Ficha Limpa é aprovado na CCJ, com voto favorável de Serys
O projeto Ficha Limpa (PLC 58/10) foi aprovado por unanimidade na Comissão de Constituição, Justiça e Cidadania (CCJ) no Senado Federal na manhã desta quarta-feira (19-05). A senadora Serys Slhessarenko (PT-MT), que é titular na comissão votou favoravelmente e solicitou que a matéria obtivesse mais agilidade. Os senadores da comissão acataram voto do relator e presidente da CCJ, senador Demóstenes Torres (DEM-GO), que manteve o texto da Câmara dos Deputados, acolhendo apenas emendas de redação.
Também foi aprovado pedido de urgência para tramitação da matéria em Plenário, que deve ser votada em sessão extraordinária ainda nesta quarta-feira.
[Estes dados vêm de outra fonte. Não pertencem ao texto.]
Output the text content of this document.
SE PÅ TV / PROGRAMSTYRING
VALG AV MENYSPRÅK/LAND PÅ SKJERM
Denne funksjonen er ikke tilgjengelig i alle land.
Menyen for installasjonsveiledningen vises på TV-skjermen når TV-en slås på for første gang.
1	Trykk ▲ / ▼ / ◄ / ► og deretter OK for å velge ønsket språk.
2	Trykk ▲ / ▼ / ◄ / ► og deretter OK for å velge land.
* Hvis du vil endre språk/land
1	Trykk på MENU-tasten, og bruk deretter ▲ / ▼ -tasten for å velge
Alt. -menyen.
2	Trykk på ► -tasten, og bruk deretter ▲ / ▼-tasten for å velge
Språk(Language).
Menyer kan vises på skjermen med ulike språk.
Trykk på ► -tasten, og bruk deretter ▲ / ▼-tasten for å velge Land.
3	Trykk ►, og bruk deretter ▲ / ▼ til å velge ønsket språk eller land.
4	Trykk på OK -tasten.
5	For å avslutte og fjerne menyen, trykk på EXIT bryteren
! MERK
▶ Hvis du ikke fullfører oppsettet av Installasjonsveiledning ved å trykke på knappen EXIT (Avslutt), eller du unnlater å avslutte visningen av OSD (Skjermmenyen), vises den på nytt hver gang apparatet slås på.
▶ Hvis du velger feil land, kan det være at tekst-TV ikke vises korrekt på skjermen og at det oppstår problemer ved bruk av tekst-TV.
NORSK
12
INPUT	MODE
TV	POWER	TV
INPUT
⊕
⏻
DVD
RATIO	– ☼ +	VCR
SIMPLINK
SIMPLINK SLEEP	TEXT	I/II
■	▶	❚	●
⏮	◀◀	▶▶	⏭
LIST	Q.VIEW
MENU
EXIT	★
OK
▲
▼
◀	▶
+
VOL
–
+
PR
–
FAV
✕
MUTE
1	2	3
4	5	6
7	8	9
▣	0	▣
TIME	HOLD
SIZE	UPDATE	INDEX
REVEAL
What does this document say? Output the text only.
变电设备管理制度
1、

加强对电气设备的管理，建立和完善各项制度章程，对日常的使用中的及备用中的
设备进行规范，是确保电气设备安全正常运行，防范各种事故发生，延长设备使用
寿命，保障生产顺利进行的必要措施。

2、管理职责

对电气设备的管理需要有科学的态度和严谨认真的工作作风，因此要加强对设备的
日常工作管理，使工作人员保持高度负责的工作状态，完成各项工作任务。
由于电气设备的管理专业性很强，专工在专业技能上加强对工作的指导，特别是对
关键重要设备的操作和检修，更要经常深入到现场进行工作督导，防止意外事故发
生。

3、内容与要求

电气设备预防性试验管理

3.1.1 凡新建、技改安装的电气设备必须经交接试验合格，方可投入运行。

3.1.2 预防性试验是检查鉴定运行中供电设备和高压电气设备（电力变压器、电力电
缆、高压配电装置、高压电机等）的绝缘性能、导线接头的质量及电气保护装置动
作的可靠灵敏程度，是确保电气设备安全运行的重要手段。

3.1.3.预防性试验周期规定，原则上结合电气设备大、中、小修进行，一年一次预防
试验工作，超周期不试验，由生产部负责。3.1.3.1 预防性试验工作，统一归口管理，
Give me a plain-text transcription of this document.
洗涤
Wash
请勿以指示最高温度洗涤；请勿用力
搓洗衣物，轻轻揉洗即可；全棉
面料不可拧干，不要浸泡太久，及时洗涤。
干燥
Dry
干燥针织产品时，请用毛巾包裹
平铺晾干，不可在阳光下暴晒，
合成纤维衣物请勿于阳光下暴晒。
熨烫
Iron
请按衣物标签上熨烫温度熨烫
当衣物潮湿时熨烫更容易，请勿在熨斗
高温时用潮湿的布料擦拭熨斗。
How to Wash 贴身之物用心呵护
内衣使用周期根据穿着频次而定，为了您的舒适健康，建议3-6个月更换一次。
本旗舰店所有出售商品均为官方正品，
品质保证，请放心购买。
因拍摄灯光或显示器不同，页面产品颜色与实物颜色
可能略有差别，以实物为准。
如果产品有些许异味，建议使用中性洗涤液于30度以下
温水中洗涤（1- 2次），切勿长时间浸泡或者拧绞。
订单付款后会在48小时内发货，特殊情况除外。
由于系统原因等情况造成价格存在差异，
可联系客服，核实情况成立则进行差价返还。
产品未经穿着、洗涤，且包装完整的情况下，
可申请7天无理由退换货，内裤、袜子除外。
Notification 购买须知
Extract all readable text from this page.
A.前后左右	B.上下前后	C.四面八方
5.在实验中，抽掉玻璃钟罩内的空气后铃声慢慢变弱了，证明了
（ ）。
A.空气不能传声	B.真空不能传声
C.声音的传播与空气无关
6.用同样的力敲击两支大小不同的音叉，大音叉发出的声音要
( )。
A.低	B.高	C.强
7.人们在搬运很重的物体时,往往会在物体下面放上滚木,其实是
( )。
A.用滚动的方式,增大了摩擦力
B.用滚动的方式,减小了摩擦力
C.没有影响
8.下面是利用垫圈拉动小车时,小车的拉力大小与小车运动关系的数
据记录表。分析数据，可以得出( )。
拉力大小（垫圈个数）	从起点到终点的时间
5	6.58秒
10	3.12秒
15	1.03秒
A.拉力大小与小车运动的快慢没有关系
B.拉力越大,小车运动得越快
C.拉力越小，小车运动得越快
A decisão sobre a realização dessa sessão extraordinária é do senador Marconi Perillo (PSDB-GO), vice-presidente do Senado e que responde pela presidência da Mesa até o retorno do presidente do Senado, José Sarney, que está em viagem aos Estados Unidos.
“Acredito que a matéria precisa de melhorias, mas se fizermos alterações atrasaríamos a tramitação, Por isso, vamos votar como está e, posteriormente, acrescentamos melhorias”, opinou Serys.
Durante a votação, vários senadores manifestaram preocupação quanto a falhas da proposta, mas evitaram emendá-la, a fim de que as novas regras possam ser sancionadas logo pelo presidente da República para vigorar nas próximas eleições.
O líder do governo, Romero Jucá (PMDB-RR), que havia apresentado nove emendas ao texto, aceitou retirá-las para incluir suas sugestões em nova proposta para aprimoramento dos critérios de inelegibilidade, a ser elaborada pelos senadores.
Projeto Ficha Limpa é uma iniciativa popular para impedir a corrupção na política, surgiu a partir de iniciativa popular, tendo recebido 1,6 milhões de assinaturas colhidas pelo Movimento de Combate à Corrupção Eleitoral. Foi apresentado ao Congresso em 2009 e relatado inicialmente pelo deputado Índio da Costa (DEM-RJ). O texto que chega ao Senado foi aprovado sob a forma de substitutivo de autoria do deputado José Eduardo Cardozo (PT-SP). O relator tomou como base esse texto de Índio da Costa, e também apensou outros nove projetos similares que tramitavam na Câmara, entre os quais o projeto de iniciativa popular, que tramitou como Projeto de Lei Complementar 518/09.
A proposta impede candidaturas de pessoas condenadas pela Justiça, em decisão colegiada (por grupo de juízes), por praticarem crimes de corrupção, abuso de poder econômico, homicídio e tráfico de drogas. O texto também amplia os casos e o período de inelegibilidade, estabelecendo em oito anos o tempo em que o político fica impedido de se candidatar quando for condenado por crimes eleitorais, hediondos, contra o meio ambiente, de racismo e outros.
Principais pontos do projeto
Corrupção: Entre as novas causas de inelegibilidade, seja com sentença transitada em julgado ou condenação por colegiado, o projeto inclui o crime de corrupção eleitoral, inclusive compra de votos, prática de caixa dois ou conduta proibida em campanhas para os que já são agentes públicos. É necessário, entretanto, que o crime implique cassação do registro ou diploma, em julgamento na Justiça Eleitoral. Será declarada também inelegível a pessoa condenada com a suspensão dos direitos políticos por ato doloso de improbidade administrativa com lesão ao patrimônio público e enriquecimento ilícito.
Processo administrativo: A inelegibilidade também poderá ocorrer quando magistrados e integrantes do Ministério Público deixarem os cargos na pendência de processo administrativo. Serão ainda inelegíveis, salvo anulação ou suspensão do ato pela Justiça, os demitidos do serviço público devido a processo administrativo e os condenados por órgão profissional à perda do direito de trabalhar na área, em decorrência de infração ética ou profissional.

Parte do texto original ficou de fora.